Computing Applications

Editorial Pointers

  1. Article

If this issue does nothing else, it should convince you that personalization means something different to anyone who uses it, creates it, designs tools around it, even writes about it. Indeed, this milestone edition came about because of differing opinions over the questions and technologies that define personalization.

It all began in March 1999, when Maurice Mulvenna contacted me about developing a special section on the remarkable advances in systems that personalize the Web experience for each user. He envisioned a section that would examine the science of personalization and the challenges e-businesses face in building sites that are customizable to every user. After all, a happy customer is a loyal customer, and a loyal customer winds up on the company’s bottom line.

We jumped at the opportunity to cover this field and were pleased to have Mulvenna and colleagues Sarabjot Anand and Alex Büchner sign on as guest editors. As first drafts arrived, I contacted Doug Riecken, a longtime member of Communications’ Advisory Board and a big-time Communications enthusiast, who also happens to be an expert in the field of AI and personalization. I was hoping he would help assess the manuscripts at hand; what he did was much more.

While noting the excellence of the articles for their strong overview of the science behind data mining and Web-based tailoring technologies, he was quick to point out his own view of personalization involved a much different emphasis. He wanted articles that discussed business and user experiences; he envisioned essays that examined the deeper issues of commonsense reasoning and privacy protection, and he implored me to include reports on some of the new tools and interfaces that enable the personalization process. More important, he was willing to take the lead in this quest.

As a result of these spirited efforts, we present a landmark issue on the state of personalization technology. A record 58 authors participated in this project, producing 26 articles exploring the software and systems that learn user needs by tracking their usage patterns and preferences. Everyone may agree the ultimate goal of personalization is to give users what they want without them having to ask, but as you will read, there are many, many ways to tailor products and services to individual users. Our heartfelt gratitude goes to our tireless guest editors and authors for their support and devotion to this project.

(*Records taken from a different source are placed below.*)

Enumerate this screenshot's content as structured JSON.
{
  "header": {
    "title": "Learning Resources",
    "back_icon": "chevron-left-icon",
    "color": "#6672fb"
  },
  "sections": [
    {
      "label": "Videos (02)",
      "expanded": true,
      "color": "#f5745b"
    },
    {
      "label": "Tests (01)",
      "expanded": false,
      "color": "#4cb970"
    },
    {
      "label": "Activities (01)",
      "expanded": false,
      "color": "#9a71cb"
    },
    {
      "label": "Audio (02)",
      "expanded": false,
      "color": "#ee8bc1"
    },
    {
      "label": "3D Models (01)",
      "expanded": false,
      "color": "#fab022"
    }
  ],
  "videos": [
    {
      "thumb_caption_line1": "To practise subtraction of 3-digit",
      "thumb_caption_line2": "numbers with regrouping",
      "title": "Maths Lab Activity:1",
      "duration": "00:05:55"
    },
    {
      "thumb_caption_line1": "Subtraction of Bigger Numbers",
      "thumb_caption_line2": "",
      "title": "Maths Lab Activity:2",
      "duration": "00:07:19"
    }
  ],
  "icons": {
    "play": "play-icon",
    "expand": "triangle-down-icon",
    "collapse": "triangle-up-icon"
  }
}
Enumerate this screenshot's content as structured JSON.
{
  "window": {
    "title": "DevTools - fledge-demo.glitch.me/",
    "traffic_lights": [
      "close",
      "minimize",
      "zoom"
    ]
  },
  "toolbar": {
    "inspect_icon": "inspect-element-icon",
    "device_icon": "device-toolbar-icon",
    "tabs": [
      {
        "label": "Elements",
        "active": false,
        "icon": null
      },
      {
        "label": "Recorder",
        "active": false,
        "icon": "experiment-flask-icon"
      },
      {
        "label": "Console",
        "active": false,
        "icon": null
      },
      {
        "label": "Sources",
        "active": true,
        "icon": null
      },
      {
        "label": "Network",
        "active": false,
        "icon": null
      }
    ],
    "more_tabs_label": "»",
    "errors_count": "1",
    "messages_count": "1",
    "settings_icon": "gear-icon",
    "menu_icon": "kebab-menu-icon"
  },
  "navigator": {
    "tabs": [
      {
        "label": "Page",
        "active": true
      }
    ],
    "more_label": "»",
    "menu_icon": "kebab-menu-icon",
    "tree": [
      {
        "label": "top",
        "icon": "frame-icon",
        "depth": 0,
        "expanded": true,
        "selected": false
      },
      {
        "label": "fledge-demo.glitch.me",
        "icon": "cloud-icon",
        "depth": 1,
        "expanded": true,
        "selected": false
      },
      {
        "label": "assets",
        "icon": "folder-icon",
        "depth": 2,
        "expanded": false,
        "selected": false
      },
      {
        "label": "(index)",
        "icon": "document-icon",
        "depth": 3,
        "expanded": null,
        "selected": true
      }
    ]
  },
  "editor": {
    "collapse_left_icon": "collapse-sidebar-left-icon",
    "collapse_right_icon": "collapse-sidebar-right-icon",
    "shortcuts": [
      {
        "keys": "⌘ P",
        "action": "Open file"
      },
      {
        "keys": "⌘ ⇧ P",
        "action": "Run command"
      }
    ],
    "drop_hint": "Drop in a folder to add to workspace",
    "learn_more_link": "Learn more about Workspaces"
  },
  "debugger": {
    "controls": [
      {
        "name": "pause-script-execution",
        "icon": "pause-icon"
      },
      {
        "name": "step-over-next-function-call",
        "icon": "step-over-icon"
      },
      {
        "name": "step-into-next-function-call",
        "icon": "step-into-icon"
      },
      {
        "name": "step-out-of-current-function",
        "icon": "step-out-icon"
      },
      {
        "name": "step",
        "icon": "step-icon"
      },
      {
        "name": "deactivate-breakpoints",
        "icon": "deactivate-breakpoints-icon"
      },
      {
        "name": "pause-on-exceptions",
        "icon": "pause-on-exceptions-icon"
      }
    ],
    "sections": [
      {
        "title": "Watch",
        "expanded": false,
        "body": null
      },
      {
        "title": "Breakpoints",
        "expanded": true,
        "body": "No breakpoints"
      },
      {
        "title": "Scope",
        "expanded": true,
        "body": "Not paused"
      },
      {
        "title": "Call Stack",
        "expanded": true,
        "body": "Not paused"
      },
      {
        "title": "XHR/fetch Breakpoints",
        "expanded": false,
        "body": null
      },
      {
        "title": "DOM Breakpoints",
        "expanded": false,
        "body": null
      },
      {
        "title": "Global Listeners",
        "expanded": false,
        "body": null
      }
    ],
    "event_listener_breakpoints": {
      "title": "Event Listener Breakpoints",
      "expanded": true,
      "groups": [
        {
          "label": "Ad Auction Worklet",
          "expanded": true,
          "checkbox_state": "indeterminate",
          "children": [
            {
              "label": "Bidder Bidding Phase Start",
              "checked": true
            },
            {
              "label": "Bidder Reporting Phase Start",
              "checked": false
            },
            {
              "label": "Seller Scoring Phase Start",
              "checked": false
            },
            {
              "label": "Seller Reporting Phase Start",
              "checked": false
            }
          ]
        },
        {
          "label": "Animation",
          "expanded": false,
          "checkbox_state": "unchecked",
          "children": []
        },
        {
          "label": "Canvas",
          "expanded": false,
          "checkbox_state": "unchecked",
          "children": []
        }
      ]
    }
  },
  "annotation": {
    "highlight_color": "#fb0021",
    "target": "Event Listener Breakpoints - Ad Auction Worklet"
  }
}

Finally, let me point you to the debut of a new column we’re calling "The Business of Software" (p. 19). Phillip Armour, vice president and senior consultant at Corvus International, has worked in the software development business for over 26 years. He brings an intelligent, clear-sighted approach to the serious assertion that software is a medium, not a product. His first installment suggests a whole new way of viewing, developing, and managing software.